When you search online for “Utica Shale” images, you get the picture: Rochester, NY lies entirely inside the Utica Shale. Much if not all the news on hydrofracking drilling in New York State has dealt with the Marcellus Shale formation, which has its northern boundary very close to Monroe County's southern edge. The Marcellus Shale is shallower than the Utica Shale, which is why gas companies will drill there first. But, the Utica Shale is on the drilling block.
Concern about hydrofracking in the Rochester area, as I understand, has been about the possible contamination by hydrofracking fluids in water sources near Rochester because of their proximity to the Marcellus Shale. Meaning, it could be in the realm of possibility that that via natural fissures hydrofracking fluids near both Hemlock Lake (where Rochester gets some of its drinking water) and the Genesee River (where a few get their drinking water) could make their way into our region’s water sources.
But, have Rochesterians got it right? Have we been lulled by the prospect that hydrofracking would not be in our backyard—that we were concerned solely about our neighbors and potential water issues in our area, but not right under our feet?
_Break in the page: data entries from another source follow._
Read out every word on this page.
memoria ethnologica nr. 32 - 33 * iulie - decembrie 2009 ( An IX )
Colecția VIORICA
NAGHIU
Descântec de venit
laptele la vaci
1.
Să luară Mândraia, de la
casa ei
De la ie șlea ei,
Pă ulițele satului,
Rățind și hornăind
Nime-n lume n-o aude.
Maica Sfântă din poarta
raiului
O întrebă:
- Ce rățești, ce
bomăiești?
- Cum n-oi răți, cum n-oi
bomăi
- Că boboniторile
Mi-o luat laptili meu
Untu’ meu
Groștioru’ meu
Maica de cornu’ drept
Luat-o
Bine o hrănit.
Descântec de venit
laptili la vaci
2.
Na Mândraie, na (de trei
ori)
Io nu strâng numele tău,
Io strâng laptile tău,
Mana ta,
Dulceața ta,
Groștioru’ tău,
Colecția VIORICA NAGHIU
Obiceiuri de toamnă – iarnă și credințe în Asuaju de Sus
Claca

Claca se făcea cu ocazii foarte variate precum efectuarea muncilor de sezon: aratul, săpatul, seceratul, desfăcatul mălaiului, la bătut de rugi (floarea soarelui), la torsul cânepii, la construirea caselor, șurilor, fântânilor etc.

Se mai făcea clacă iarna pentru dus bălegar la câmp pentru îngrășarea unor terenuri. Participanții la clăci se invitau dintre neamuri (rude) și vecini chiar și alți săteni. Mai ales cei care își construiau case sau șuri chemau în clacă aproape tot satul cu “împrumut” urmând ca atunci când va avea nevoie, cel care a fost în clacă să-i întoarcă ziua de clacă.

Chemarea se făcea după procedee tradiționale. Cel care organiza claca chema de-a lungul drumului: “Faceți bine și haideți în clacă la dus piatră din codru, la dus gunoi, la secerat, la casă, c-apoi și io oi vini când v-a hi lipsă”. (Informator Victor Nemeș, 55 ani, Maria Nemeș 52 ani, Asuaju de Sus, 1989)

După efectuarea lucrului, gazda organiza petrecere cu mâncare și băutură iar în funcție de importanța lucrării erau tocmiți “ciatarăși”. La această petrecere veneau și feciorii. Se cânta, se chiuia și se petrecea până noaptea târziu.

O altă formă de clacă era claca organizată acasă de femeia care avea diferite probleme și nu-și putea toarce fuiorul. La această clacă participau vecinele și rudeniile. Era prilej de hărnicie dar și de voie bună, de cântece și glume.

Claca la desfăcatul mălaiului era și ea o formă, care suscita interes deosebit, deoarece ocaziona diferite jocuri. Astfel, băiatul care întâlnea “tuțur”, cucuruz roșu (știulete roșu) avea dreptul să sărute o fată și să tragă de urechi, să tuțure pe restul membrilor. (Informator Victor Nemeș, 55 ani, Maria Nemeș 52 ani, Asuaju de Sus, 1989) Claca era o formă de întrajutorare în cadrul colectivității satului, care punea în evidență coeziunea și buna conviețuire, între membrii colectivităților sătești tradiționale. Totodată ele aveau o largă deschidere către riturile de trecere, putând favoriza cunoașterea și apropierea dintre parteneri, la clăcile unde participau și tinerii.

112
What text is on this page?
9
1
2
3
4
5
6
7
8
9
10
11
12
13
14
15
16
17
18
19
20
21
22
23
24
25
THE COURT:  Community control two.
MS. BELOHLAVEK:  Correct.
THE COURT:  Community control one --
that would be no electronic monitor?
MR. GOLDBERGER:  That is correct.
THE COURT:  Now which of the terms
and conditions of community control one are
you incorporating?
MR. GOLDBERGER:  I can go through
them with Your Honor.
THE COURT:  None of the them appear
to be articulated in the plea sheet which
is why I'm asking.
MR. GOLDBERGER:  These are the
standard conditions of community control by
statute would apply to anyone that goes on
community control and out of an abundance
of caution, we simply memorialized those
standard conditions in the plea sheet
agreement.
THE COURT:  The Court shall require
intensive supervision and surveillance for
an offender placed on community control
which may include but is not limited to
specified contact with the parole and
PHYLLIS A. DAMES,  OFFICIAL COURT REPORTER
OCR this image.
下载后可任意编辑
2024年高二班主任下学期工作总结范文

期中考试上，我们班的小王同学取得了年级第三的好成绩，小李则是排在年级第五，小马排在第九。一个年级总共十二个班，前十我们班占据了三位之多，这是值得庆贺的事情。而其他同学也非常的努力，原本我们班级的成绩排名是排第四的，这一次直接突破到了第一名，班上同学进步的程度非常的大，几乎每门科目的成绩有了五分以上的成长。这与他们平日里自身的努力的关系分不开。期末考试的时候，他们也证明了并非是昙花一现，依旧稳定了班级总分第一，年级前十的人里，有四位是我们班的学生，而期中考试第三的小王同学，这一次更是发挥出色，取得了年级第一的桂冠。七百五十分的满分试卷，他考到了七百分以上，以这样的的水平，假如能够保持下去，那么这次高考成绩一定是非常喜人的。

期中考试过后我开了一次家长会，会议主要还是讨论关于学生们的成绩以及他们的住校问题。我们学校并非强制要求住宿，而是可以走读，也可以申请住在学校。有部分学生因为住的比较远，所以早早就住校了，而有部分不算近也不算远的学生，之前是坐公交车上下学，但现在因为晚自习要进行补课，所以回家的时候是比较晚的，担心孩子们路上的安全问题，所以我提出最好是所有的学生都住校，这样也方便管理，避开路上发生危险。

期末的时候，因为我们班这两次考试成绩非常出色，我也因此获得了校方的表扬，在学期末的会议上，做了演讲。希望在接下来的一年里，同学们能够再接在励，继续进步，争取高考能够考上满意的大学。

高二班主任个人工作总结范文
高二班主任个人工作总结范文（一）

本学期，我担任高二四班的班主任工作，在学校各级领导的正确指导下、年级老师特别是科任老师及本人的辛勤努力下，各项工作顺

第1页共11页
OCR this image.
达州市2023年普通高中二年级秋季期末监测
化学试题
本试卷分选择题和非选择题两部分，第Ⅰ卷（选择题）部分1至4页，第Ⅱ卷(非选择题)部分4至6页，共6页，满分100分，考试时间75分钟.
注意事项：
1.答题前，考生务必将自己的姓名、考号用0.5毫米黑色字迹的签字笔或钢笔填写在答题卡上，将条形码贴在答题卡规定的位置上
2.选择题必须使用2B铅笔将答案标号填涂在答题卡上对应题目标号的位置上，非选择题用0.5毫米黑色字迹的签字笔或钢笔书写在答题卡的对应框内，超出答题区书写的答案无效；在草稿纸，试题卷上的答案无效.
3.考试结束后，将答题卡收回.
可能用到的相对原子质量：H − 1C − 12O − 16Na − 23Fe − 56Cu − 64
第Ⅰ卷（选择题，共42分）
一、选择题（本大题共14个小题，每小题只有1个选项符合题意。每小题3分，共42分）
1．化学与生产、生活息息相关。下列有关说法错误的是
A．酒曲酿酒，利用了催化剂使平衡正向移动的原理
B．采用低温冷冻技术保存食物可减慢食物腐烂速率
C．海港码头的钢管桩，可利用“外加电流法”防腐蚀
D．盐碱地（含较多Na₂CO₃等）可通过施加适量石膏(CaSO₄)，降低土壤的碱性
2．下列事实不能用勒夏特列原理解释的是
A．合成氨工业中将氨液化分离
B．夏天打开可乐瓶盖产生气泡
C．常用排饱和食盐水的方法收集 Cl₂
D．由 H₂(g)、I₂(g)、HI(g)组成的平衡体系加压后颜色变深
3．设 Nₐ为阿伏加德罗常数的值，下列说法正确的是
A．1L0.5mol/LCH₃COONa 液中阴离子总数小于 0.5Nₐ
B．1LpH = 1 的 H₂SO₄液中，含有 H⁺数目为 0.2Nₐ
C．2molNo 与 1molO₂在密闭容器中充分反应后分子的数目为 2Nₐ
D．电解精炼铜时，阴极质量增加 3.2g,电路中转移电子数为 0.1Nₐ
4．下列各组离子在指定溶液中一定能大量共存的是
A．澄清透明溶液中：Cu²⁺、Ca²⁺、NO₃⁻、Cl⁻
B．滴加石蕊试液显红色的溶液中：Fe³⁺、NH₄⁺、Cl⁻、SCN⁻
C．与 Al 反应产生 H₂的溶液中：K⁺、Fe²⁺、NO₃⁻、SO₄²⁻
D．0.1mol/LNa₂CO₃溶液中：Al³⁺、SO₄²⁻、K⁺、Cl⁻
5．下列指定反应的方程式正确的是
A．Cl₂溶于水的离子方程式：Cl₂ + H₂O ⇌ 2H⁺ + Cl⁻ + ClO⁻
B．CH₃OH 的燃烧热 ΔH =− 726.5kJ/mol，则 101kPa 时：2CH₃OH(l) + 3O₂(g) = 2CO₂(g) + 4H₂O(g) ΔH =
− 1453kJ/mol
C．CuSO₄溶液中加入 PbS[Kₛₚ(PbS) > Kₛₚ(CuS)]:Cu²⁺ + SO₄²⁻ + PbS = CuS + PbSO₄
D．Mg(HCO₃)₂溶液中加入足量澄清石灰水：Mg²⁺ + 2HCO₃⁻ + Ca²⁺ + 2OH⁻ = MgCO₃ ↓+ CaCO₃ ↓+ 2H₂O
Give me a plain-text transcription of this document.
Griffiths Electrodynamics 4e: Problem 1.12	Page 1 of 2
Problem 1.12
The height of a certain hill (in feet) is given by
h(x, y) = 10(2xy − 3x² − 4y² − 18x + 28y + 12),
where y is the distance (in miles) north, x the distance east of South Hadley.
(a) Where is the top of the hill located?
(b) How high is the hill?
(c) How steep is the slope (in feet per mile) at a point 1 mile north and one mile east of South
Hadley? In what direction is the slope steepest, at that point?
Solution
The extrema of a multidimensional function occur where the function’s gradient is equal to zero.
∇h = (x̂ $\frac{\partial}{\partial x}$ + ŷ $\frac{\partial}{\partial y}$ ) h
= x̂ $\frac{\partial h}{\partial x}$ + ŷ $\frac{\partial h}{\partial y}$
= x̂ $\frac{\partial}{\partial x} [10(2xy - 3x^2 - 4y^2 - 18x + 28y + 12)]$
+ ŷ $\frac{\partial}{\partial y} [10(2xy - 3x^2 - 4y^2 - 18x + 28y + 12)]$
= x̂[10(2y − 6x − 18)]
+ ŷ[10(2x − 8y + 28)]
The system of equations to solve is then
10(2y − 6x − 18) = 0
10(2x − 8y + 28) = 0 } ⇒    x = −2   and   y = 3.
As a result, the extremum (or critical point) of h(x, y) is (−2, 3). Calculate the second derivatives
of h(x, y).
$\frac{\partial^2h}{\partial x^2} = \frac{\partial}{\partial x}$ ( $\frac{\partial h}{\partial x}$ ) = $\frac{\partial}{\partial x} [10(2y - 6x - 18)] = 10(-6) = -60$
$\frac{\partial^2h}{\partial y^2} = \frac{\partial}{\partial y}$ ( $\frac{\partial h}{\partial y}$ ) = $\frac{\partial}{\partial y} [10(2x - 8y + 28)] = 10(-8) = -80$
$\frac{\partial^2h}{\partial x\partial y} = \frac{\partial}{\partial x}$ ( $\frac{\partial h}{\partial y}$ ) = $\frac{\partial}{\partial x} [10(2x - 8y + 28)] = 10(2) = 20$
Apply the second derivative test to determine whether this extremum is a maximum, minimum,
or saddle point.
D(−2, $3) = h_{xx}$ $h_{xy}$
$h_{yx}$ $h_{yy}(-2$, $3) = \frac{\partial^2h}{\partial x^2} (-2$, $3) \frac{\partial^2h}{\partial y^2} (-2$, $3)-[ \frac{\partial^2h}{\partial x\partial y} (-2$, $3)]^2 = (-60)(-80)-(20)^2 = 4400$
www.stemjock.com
One has to wonder because of the language in the just-released report (July 1, 2011) by the New York State Department of Environmental Conservation (DEC): “Preliminary Revised Draft Supplemental Generic Environmental Impact Statement on the Oil, Gas and Solution Mining Regulatory Program: Well Permit Issuance for Horizontal Drilling And High-Volume Hydraulic Fracturing to Develop the Marcellus Shale and Other Low-Permeability Gas Reservoirs”
On page three, you come to this:
“In New York, the primary target for shale gas development is the Marcellus Shale, with the deeper Utica Shale also identified as a potential resource. Additional low-permeability reservoirs may be considered by project sponsors for development by HVHF. The Department has received applications for permits to drill horizontal wells to evaluate and develop the Marcellus Shale for natural gas production by HVHF.” (Emphasis added)
So is Rochester, NY a ‘potential resource’ for hydrofracking, and if so, why has no news service mentioned this? If hydrofracking is being mapped out for the Utica Shale (as implied by the DEC’s mining regulatory program document), why isn’t a region as important as the Rochester, NY area mentioned?
At the very least, it would seem a minimal courtesy serving Rochester’s public interest if the DEC and our local news services would spell out exactly what potential there might be for hydrofracking in our region. It’s very strange to include the Utica Shale in the report and not mention one of the largest communities in it.